It is the beginning of the week, you meet as a team and present ideas but one of them is outstanding. Your Leader says, “that is a great idea, let’s go make it happen! “However, there’s an issue the idea needs a champion. You are chosen without a contest. I mean you are the best person for the job.

Thirty days later you feel as though you are trying to make the innovation happen inside the Company that is determined to make you fail from all angles. Can you relate? It is an incredibly frustrating place to be:

Marketing thinks you will damage the brand it the idea fails. Manufacturing is upset because they have to change their schedules to accommodate your tests. Sales people are reluctant to test your market with their customers. Human resources are unwilling to add another compensation component to their existing system to accommodate motivated innovators. Finance is concerned that your initiative is a money spending component. Information technology claims your project is too small to make exceptions in the standard systems and processes.

In the end you are broken by the resistance and the innovation is lost. Time is lost. You are demotivated and you swear never to take on another leadership role in championing ideas. The people who have been frustrating you tell you, “that stuff can never work here, maybe somewhere else” All the time, money and effort invested is lost at this particular point. Sadly, this is the story of many Companies, innovations fail and their companies fail them.

So how do you make sure that you are your ideas materialize and turn into leading products or services? How do you create an environment for fruitful innovation and stop wasting time, money and effort?

  • Leaders need to stay involved: From the above scenario we never see the involvement of the leader who chose the champion at any stage.

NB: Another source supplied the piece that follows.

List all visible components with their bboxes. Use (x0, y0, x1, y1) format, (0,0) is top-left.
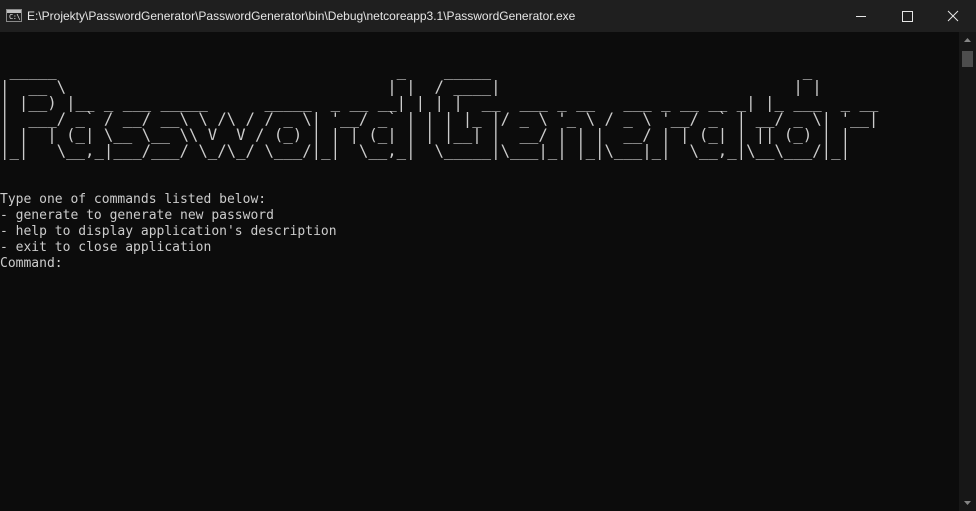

Everything starts and end ends with leadership.
  • Plan for the innovation: Innovation execution needs a budget, re-alignment of systems and processes. So plan for it. Proper prior planning makes pitifully poor performance.
  • The innovation champion needs to respect operations: Innovations by nature re unpredictable and risky. Operations on the other hand are tried and tested. And for such operations are a priority over innovation yet innovation needs its time. It’s a delicate balance that comes through practice.

In conclusion, dear leader when you endorse an idea champion give them the support needed, learn to set a budget for innovation and commit sometime to innovation to make it work.